Zac Gallen Continues to Chase History | Fangraphs

For those unaware, D-Backs ace Zac Gallen is on an incredible run of 41 13 innings of scoreless ball. And his next start, if he goes on regular rest, will be against the Rockies.

Adjustments key for Carlos Estévez in turnaround | Rox Pile

Carlos Estévez has been quite good for the Rockies this season, and fixing his fastball’s movement profile has been key. He’s one of the few Rockies hurlers to consistently attacks hitters with high heat at the letters, and it’s paying off.

On The Farm

Triple-A: El Paso Chihuahuas 14, Albuquerque Isotopes 3

The Isotopes (56-71) got trounced, to put it mildly, allowing 17 hits (four of them home runs) and four walks against El Paso. Starter Riley Smith was hit hard in five innings of work (5.0 IP, 9 H, 8 R, 4 BB, 1 K, 1 HR) and the bullpen didn’t fare much better as a whole the rest of the way. There were some bright spots, with Coco Montes going 3-for-5 with a double, Wynton Bernard reaching base three times and Nick Kennedy striking out a pair in a scoreless inning of relief, but there were not enough to win. Albuquerque will send Brandon Gold (6-5, 6.50 ERA) to the hill in today’s ballgame, looking to even up the series with El Paso.

Double-A: Somerset Patriots (NYY) at Hartford Yard Goats (COL)

The ballgame was suspended due to poor weather. Hartford will play a doubleheader against Somerset today to make it up.

High-A: Spokane Indians 0, Tri-City Dust Devils 5

Spokane’s bats getting dominated and managing just five hits (none for extra bases) and two walks was the story in this one as the Indians dropped below .500 (62-63), a rarity over the past two seasons. The clear bright spot in this ballgame was the performance of the bullpen, as Robinson Hernández, Shelby Lackey and Will Tribucher combined for 4 13 hitless, shutdown innings, keeping the game reasonably close. Unfortunately, the lineup couldn’t muster up a comeback, going 0-for-5 with runners in scoring position on top of the lack of thump, and it all leaves Spokane scrambling to get back over .500 for the first time in a while.

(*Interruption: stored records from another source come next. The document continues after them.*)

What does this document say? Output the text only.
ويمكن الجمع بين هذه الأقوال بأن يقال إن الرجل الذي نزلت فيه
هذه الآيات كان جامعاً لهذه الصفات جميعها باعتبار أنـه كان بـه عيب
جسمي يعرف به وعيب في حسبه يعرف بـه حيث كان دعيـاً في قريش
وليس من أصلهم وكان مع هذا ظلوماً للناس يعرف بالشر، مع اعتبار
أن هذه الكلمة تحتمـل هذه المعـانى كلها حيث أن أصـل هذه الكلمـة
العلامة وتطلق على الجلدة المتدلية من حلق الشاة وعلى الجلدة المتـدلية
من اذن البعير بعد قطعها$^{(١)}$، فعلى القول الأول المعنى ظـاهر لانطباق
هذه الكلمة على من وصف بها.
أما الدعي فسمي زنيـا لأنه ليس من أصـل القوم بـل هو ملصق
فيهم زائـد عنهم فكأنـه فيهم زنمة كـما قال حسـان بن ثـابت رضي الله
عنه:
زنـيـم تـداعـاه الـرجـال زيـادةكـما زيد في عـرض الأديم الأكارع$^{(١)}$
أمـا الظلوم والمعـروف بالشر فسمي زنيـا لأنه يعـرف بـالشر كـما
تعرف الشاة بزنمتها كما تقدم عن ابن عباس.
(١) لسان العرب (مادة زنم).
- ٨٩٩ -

Their starter for today’s ballgame is TBD at the time of writing this piece.

Low-A: Fresno Grizzlies 12, San Jose Giants 6

The offensive troubles of other Rockies affiliates clearly did not extend to the Grizzlies (80-47), who continued to dominate and reached win number 80 on the season, clinching the 2nd-half division crown to pair with the 1st-half crown they already had. They hit four home runs in this one, with catcher Braxton Fulford sending two over the fence as part of a three-hit, four RBI performance. Benny Montgomery went 2-for-5 with a home run and five RBI, and the homer was a laser shot to right center:

The torrent of runs hid what was a relatively subpar pitching performance. 18-year-old top prospect Jordy Vargas started and had his worst outing in Low-A, struggling with his command and striking out only one batter (4.0 IP, 5 H, 4 R, 3 BB, 1 K, 1 HR). The bullpen kept things a bit more tidy, but Fresno still walked nine opposing batters on the day against just five total strikeouts. It’s still a comfortable win for the Grizzlies, however, as their terrifying lineup keeps eating up rival pitchers. Top prospect Jaden Hill (0-0, 1.50 ERA) will take the mound today after being scratched from his last start due to a regular illness.